Sport
Saïss quitte la scène en Lion
24/02/2026 - 20:09
SNRTnews
Il s’en va comme il a joué… avec dignité et retenue. À 35 ans, Romain Saïss tourne la page de la sélection marocaine après 86 combats sous le maillot rouge et vert, laissant derrière lui bien plus qu’un brassard mais une culture de l’exigence et une mémoire collective marquée à jamais.
Né à Bourg-de-Péage, formé en France mais c’est en Angleterre, sous le maillot de Wolverhampton, qu’il change de dimension. Avec 206 matches, 15 buts affichés dans le compteur et une place de cadre indiscutable dans l’arrière-garde des Wolves. Plus tard, il découvrira la ferveur turque avec Beşiktaş, confirmant cette capacité d’adaptation qui a marqué toute sa trajectoire.

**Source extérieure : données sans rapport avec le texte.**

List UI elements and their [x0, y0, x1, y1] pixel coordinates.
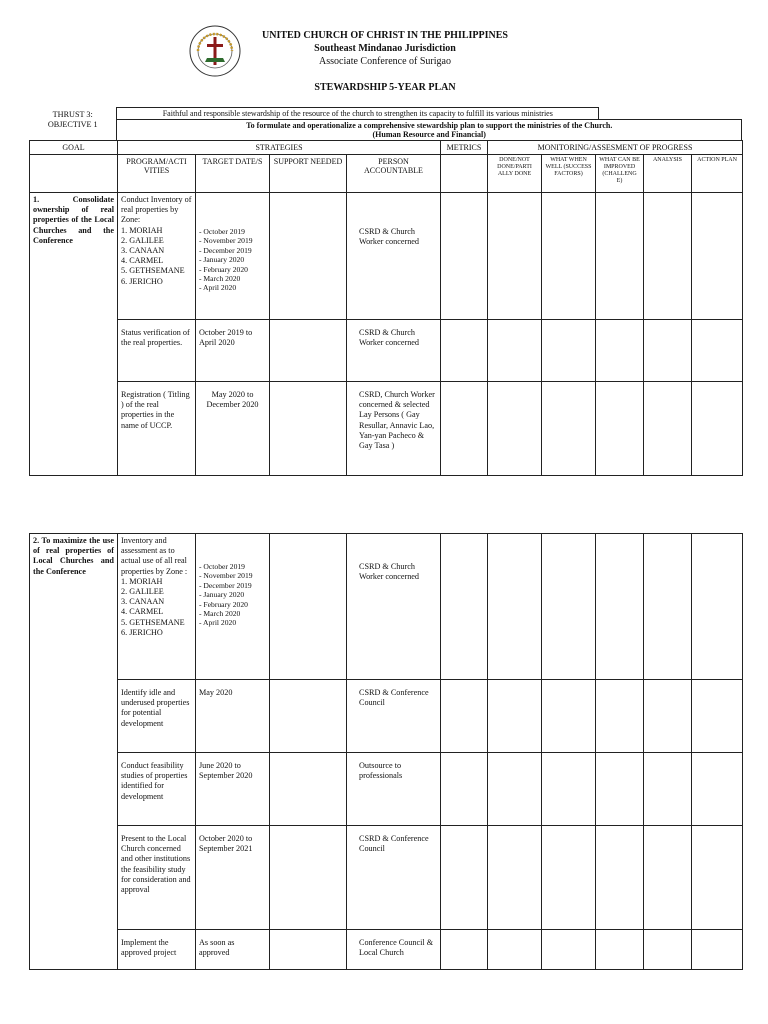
- table-row: [30, 930, 743, 970]
- person-cell: CSRD & Church Worker concerned: [347, 193, 441, 320]
- table-row: [30, 753, 743, 826]
- col-metrics: METRICS: [441, 141, 488, 155]
- jurisdiction-name: Southeast Mindanao Jurisdiction: [314, 43, 456, 54]
- thrust-table: [29, 107, 742, 141]
- person-cell: CSRD & Conference Council: [347, 680, 441, 753]
- table-row: [30, 320, 743, 382]
- objective-text: To formulate and operationalize a comprehensive stewardship plan to support the ministries of the Church.: [246, 121, 613, 130]
- program-cell: Present to the Local Church concerned and other institutions the feasibility study for consideration and approval: [118, 826, 196, 930]
- col-support: SUPPORT NEEDED: [270, 155, 347, 193]
- col-monitoring: MONITORING/ASSESMENT OF PROGRESS: [488, 141, 743, 155]
- org-name: UNITED CHURCH OF CHRIST IN THE PHILIPPINES: [262, 30, 508, 41]
- table-row: [30, 534, 743, 680]
- target-cell: June 2020 to September 2020: [196, 753, 270, 826]
- person-cell: Outsource to professionals: [347, 753, 441, 826]
- target-cell: - October 2019 - November 2019 - December 2019 - January 2020 - February 2020 - March 2020 - April 2020: [196, 193, 270, 320]
- col-action: ACTION PLAN: [692, 155, 743, 193]
- target-cell: October 2020 to September 2021: [196, 826, 270, 930]
- col-strategies: STRATEGIES: [118, 141, 441, 155]
- target-cell: As soon as approved: [196, 930, 270, 970]
- person-cell: CSRD, Church Worker concerned & selected Lay Persons ( Gay Resullar, Annavic Lao, Yan-yan Pacheco & Gay Tasa ): [347, 382, 441, 476]
- table-row: [30, 382, 743, 476]
- target-cell: - October 2019 - November 2019 - December 2019 - January 2020 - February 2020 - March 2020 - April 2020: [196, 534, 270, 680]
- conference-name: Associate Conference of Surigao: [319, 56, 451, 67]
- col-done: DONE/NOT DONE/PARTI ALLY DONE: [488, 155, 542, 193]
- col-goal: GOAL: [30, 141, 118, 155]
- table-row: [30, 193, 743, 320]
- plan-title: STEWARDSHIP 5-YEAR PLAN: [314, 82, 456, 93]
- target-cell: May 2020 to December 2020: [196, 382, 270, 476]
- goal-1: 1. Consolidate ownership of real properties of the Local Churches and the Conference: [30, 193, 118, 476]
- thrust-text: Faithful and responsible stewardship of the resource of the church to strengthen its capacity to fulfill its various ministries: [117, 108, 599, 120]
- objective-sub: (Human Resource and Financial): [372, 130, 486, 139]
- plan-table-1: [29, 140, 743, 476]
- col-person: PERSON ACCOUNTABLE: [347, 155, 441, 193]
- program-cell: Status verification of the real properties.: [118, 320, 196, 382]
- program-cell: Identify idle and underused properties for potential development: [118, 680, 196, 753]
- person-cell: CSRD & Church Worker concerned: [347, 534, 441, 680]
- target-cell: October 2019 to April 2020: [196, 320, 270, 382]
- col-what-when: WHAT WHEN WELL (SUCCESS FACTORS): [542, 155, 596, 193]
- thrust-label: THRUST 3:: [52, 109, 93, 119]
- person-cell: Conference Council & Local Church: [347, 930, 441, 970]
- program-cell: Implement the approved project: [118, 930, 196, 970]
- objective-label: OBJECTIVE 1: [47, 119, 98, 129]
- program-cell: Inventory and assessment as to actual use of all real properties by Zone : 1. MORIAH 2. GALILEE 3. CANAAN 4. CARMEL 5. GETHSEMANE 6. JERICHO: [118, 534, 196, 680]
- col-analysis: ANALYSIS: [644, 155, 692, 193]
- person-cell: CSRD & Church Worker concerned: [347, 320, 441, 382]
- col-target: TARGET DATE/S: [196, 155, 270, 193]
- table-row: [30, 680, 743, 753]
- program-cell: Conduct feasibility studies of properties identified for development: [118, 753, 196, 826]
- target-cell: May 2020: [196, 680, 270, 753]
- col-program: PROGRAM/ACTI VITIES: [118, 155, 196, 193]
- goal-2: 2. To maximize the use of real properties of Local Churches and the Conference: [30, 534, 118, 970]
- col-improved: WHAT CAN BE IMPROVED (CHALLENG E): [596, 155, 644, 193]
- plan-table-2: [29, 533, 743, 970]
- table-row: [30, 826, 743, 930]
- program-cell: Conduct Inventory of real properties by Zone: 1. MORIAH 2. GALILEE 3. CANAAN 4. CARMEL 5. GETHSEMANE 6. JERICHO: [118, 193, 196, 320]
- program-cell: Registration ( Titling ) of the real properties in the name of UCCP.: [118, 382, 196, 476]
- person-cell: CSRD & Conference Council: [347, 826, 441, 930]
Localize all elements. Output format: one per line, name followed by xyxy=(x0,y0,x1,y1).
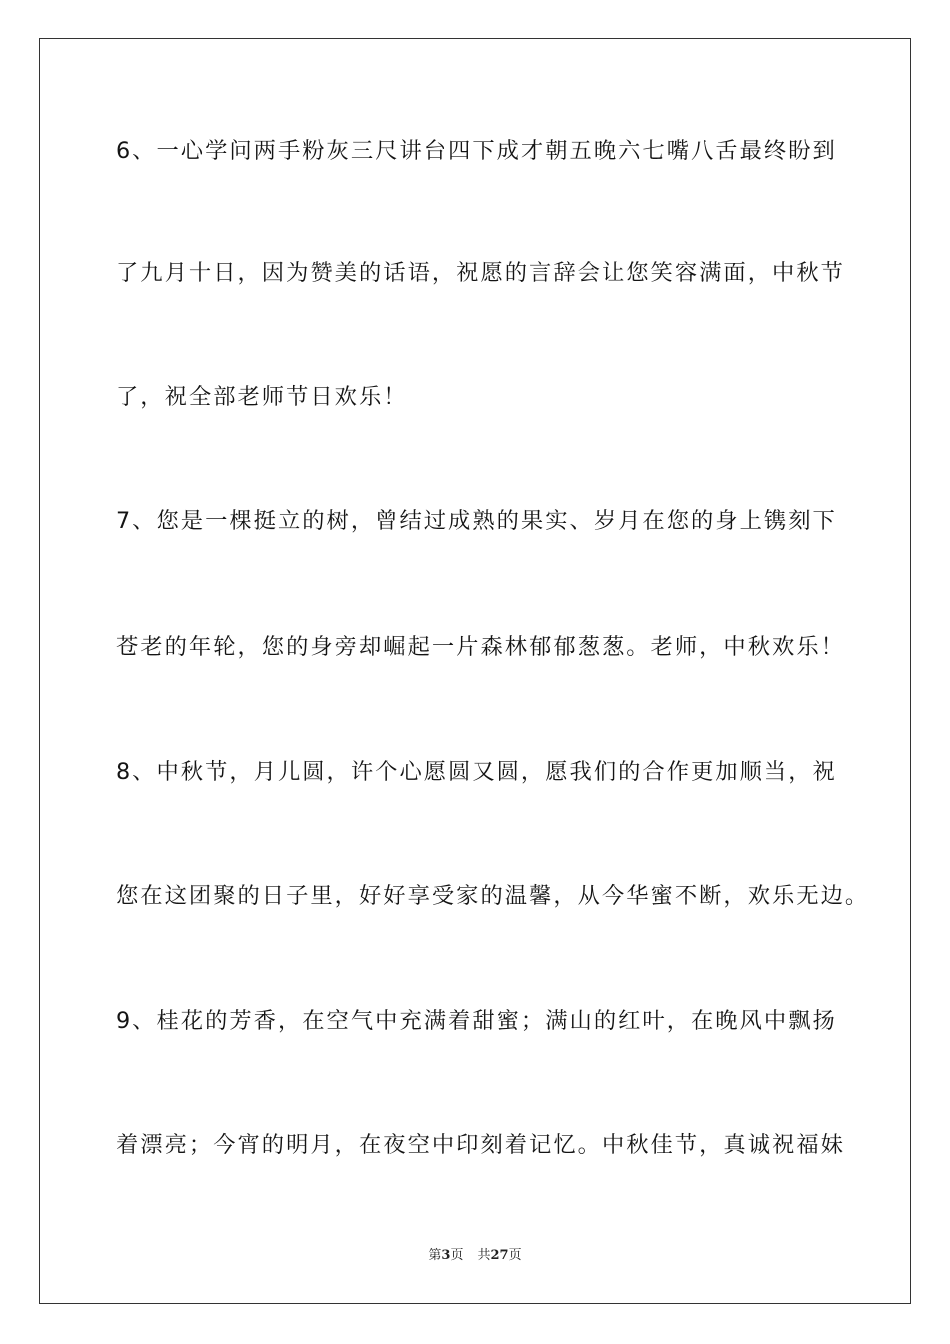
page-number: 3 xyxy=(441,1248,451,1263)
page-suffix: 页 xyxy=(450,1248,464,1263)
text-line: 8、中秋节，月儿圆，许个心愿圆又圆，愿我们的合作更加顺当，祝 xyxy=(116,759,837,785)
text-line: 9、桂花的芳香，在空气中充满着甜蜜；满山的红叶，在晚风中飘扬 xyxy=(116,1008,837,1034)
text-line: 7、您是一棵挺立的树，曾结过成熟的果实、岁月在您的身上镌刻下 xyxy=(116,508,837,534)
total-suffix: 页 xyxy=(508,1248,522,1263)
page-footer xyxy=(0,1248,950,1264)
page-border xyxy=(39,38,911,1304)
text-line: 您在这团聚的日子里，好好享受家的温馨，从今华蜜不断，欢乐无边。 xyxy=(116,883,870,909)
text-line: 6、一心学问两手粉灰三尺讲台四下成才朝五晚六七嘴八舌最终盼到 xyxy=(116,138,837,164)
text-line: 苍老的年轮，您的身旁却崛起一片森林郁郁葱葱。老师，中秋欢乐！ xyxy=(116,634,845,660)
total-pages: 27 xyxy=(490,1248,509,1263)
text-line: 着漂亮；今宵的明月，在夜空中印刻着记忆。中秋佳节，真诚祝福妹 xyxy=(116,1132,845,1158)
page-prefix: 第 xyxy=(428,1248,442,1263)
text-line: 了九月十日，因为赞美的话语，祝愿的言辞会让您笑容满面，中秋节 xyxy=(116,260,845,286)
total-prefix: 共 xyxy=(477,1248,491,1263)
text-line: 了，祝全部老师节日欢乐！ xyxy=(116,384,408,410)
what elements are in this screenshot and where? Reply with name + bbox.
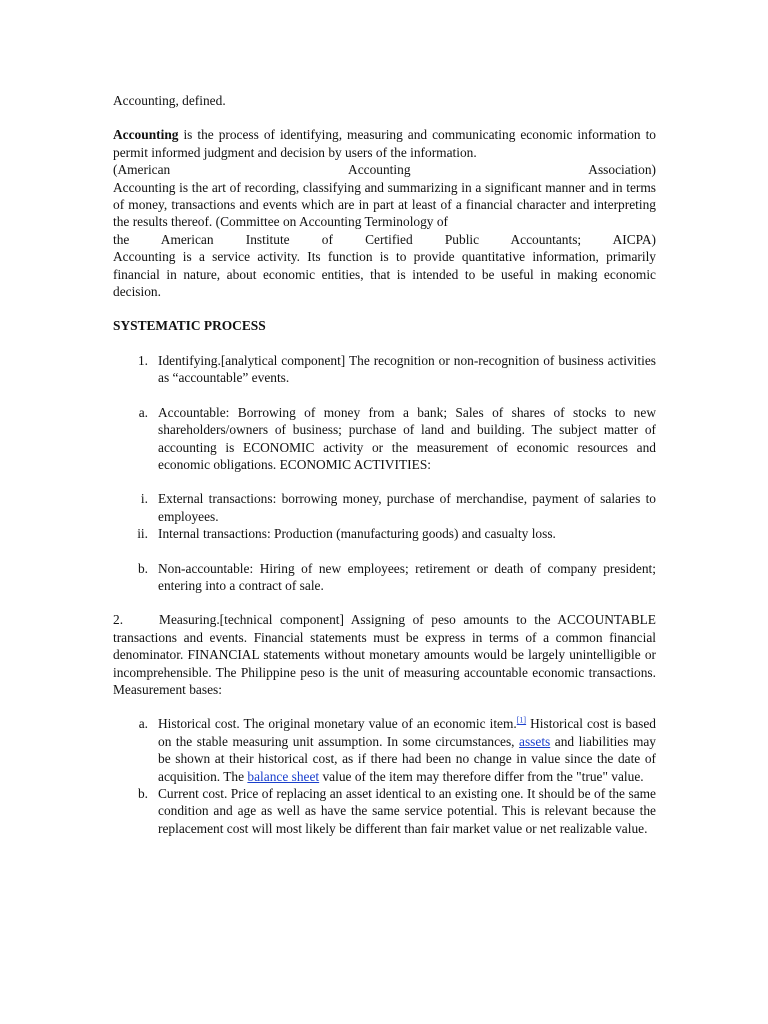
definition-paragraph-3: Accounting is a service activity. Its function is to provide quantitative information, primarily financial in nature, about economic entities, that is intended to be useful in making economic decision. (113, 249, 656, 300)
list-marker: b. (137, 560, 148, 576)
balance-sheet-link[interactable]: balance sheet (247, 768, 320, 784)
list-marker: b. (137, 786, 148, 801)
list-item-internal: ii. Internal transactions: Production (manufacturing goods) and casualty loss. (113, 525, 656, 542)
list-marker: i. (140, 491, 148, 507)
list-marker: 1. (137, 352, 148, 368)
list-item-accountable: a. Accountable: Borrowing of money from a bank; Sales of shares of stocks to new shareholders/owners of business; purchase of land and building. The subject matter of accounting is ECONOMIC activity or the measurement of economic resources and economic obligations. ECONOMIC ACTIVITIES: (113, 404, 656, 474)
definition-term: Accounting (113, 127, 179, 143)
document-body (113, 92, 656, 837)
list-item-non-accountable: b. Non-accountable: Hiring of new employees; retirement or death of company president; entering into a contract of sale. (113, 560, 656, 595)
list-item-historical-cost: a. Historical cost. The original monetary value of an economic item.[1] Historical cost is based on the stable measuring unit assumption. In some circumstances, assets and liabilities may be shown at their historical cost, as if there had been no change in value since the date of acquisition. The balance sheet value of the item may therefore differ from the "true" value. (113, 715, 656, 785)
list-item-current-cost: b. Current cost. Price of replacing an asset identical to an existing one. It should be of the same condition and age as well as have the same service potential. This is relevant because the replacement cost will most likely be different than fair market value or net realizable value. (113, 785, 656, 837)
list-marker: a. (138, 716, 148, 732)
section-heading: SYSTEMATIC PROCESS (113, 318, 266, 334)
definition-paragraph-2: Accounting is the art of recording, classifying and summarizing in a significant manner and in terms of money, transactions and events which are in part at least of a financial character and interpreting the results thereof. (Committee on Accounting Terminology of (113, 179, 656, 230)
definition-paragraph-1: Accounting is the process of identifying, measuring and communicating economic information to permit informed judgment and decision by users of the information. (113, 127, 656, 160)
list-marker: a. (138, 404, 148, 420)
list-marker: ii. (137, 526, 148, 542)
list-item-measuring: 2. Measuring.[technical component] Assigning of peso amounts to the ACCOUNTABLE transactions and events. Financial statements must be express in terms of a common financial denominator. FINANCIAL statements without monetary amounts would be largely unintelligible or incomprehensible. The Philippine peso is the unit of measuring accountable economic transactions. Measurement bases: (113, 612, 656, 697)
definition-source-1: (American Accounting Association) (113, 162, 656, 178)
list-item-identifying: 1. Identifying.[analytical component] The recognition or non-recognition of business activities as “accountable” events. (113, 352, 656, 387)
assets-link[interactable]: assets (519, 733, 551, 749)
list-item-external: i. External transactions: borrowing money, purchase of merchandise, payment of salaries to employees. (113, 490, 656, 525)
footnote-link[interactable]: [1] (516, 715, 527, 725)
document-title: Accounting, defined. (113, 93, 226, 108)
list-marker: 2. (113, 612, 124, 628)
definition-source-2: the American Institute of Certified Public Accountants; AICPA) (113, 231, 656, 247)
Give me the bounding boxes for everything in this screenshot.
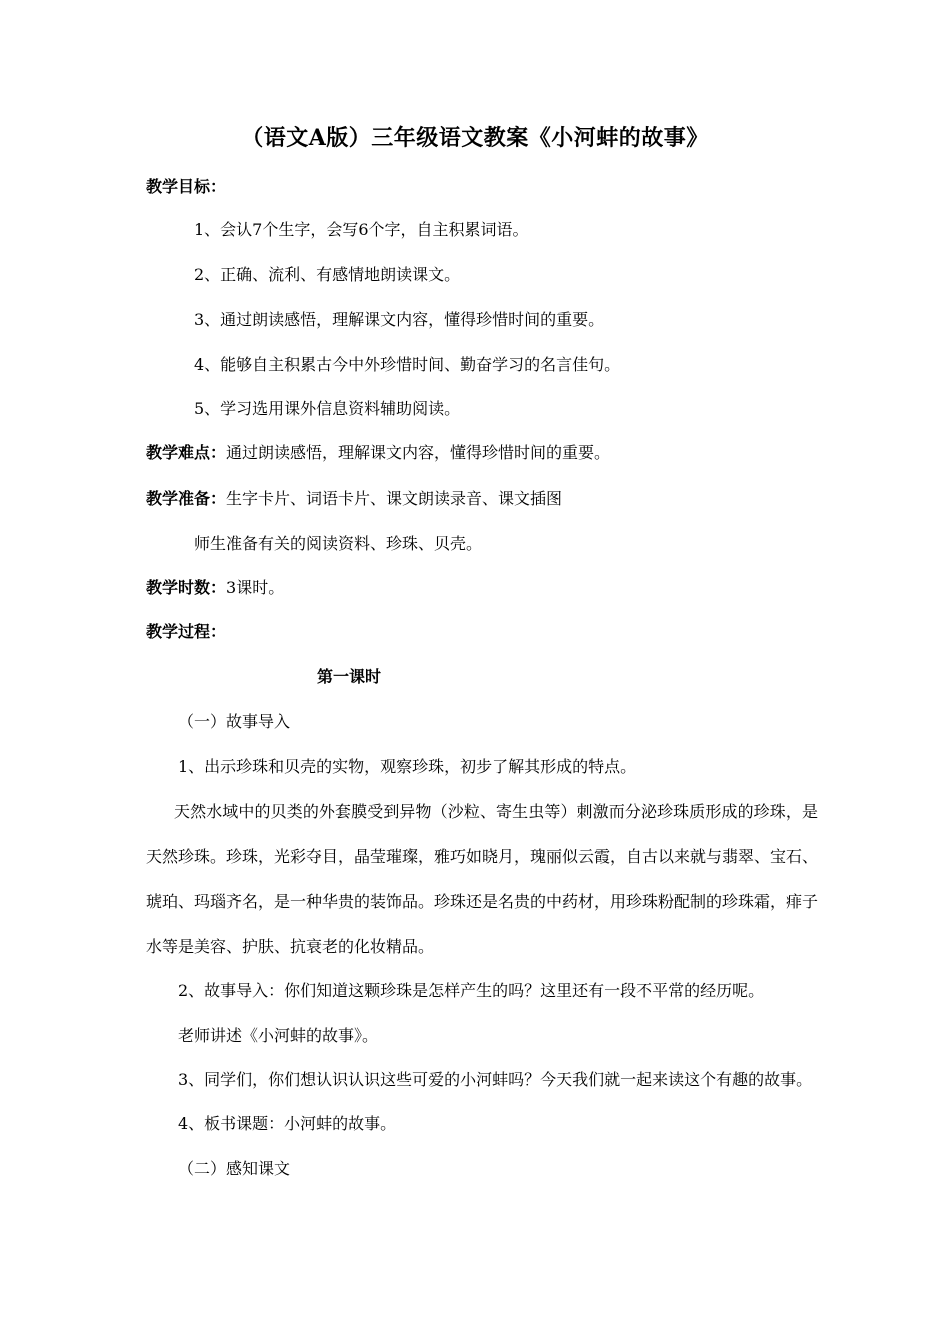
hours-label: 教学时数： <box>146 578 227 597</box>
step-item: 4、板书课题：小河蚌的故事。 <box>178 1114 397 1133</box>
hours-line <box>146 578 284 598</box>
teacher-story-line: 老师讲述《小河蚌的故事》。 <box>178 1026 379 1045</box>
objective-item: 2、正确、流利、有感情地朗读课文。 <box>194 265 461 284</box>
step-item: 2、故事导入：你们知道这颗珍珠是怎样产生的吗？这里还有一段不平常的经历呢。 <box>178 981 765 1000</box>
difficulty-label: 教学难点： <box>146 443 227 462</box>
lesson-heading: 第一课时 <box>317 667 382 686</box>
process-heading: 教学过程： <box>146 622 227 641</box>
objective-item: 4、能够自主积累古今中外珍惜时间、勤奋学习的名言佳句。 <box>194 355 621 374</box>
prep-line <box>146 489 562 509</box>
hours-text: 3课时。 <box>226 578 285 597</box>
objectives-heading: 教学目标： <box>146 177 227 196</box>
document-title: （语文A版）三年级语文教案《小河蚌的故事》 <box>241 125 709 151</box>
objective-item: 5、学习选用课外信息资料辅助阅读。 <box>194 399 461 418</box>
prep-label: 教学准备： <box>146 489 227 508</box>
section-heading: （一）故事导入 <box>178 712 291 731</box>
difficulty-text: 通过朗读感悟，理解课文内容，懂得珍惜时间的重要。 <box>226 443 611 462</box>
step-item: 3、同学们，你们想认识认识这些可爱的小河蚌吗？今天我们就一起来读这个有趣的故事。 <box>178 1070 813 1089</box>
objective-item: 1、会认7个生字，会写6个字，自主积累词语。 <box>194 220 529 239</box>
pearl-paragraph: 天然水域中的贝类的外套膜受到异物（沙粒、寄生虫等）刺激而分泌珍珠质形成的珍珠，是天然珍珠。珍珠，光彩夺目，晶莹璀璨，雅巧如晓月，瑰丽似云霞，自古以来就与翡翠、宝石、琥珀、玛瑙齐名，是一种华贵的装饰品。珍珠还是名贵的中药材，用珍珠粉配制的珍珠霜，痱子水等是美容、护肤、抗衰老的化妆精品。 <box>146 802 819 956</box>
step-item: 1、出示珍珠和贝壳的实物，观察珍珠，初步了解其形成的特点。 <box>178 757 637 776</box>
objective-item: 3、通过朗读感悟，理解课文内容，懂得珍惜时间的重要。 <box>194 310 605 329</box>
difficulty-line <box>146 443 610 463</box>
prep-line-2: 师生准备有关的阅读资料、珍珠、贝壳。 <box>194 534 483 553</box>
prep-text: 生字卡片、词语卡片、课文朗读录音、课文插图 <box>226 489 563 508</box>
section-heading: （二）感知课文 <box>178 1159 291 1178</box>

Mais l’essentiel est ailleurs… En sélection
Appelé pour la première fois en 2012, à une époque où le Maroc cherchait encore sa stabilité, Saïss s’impose progressivement comme un pilier. Sous la direction d’Hervé Renard, il forme avec Mehdi Benatia une charnière rugueuse et complémentaire.
En 2018, lorsque les Lions de l’Atlas retrouvent la Coupe du monde en Russie, le brassard finit par épouser son bras, transmis naturellement par Benatia. Et depuis, Saïss est devenu apitaine par la voix, mais surtout par l’exemple.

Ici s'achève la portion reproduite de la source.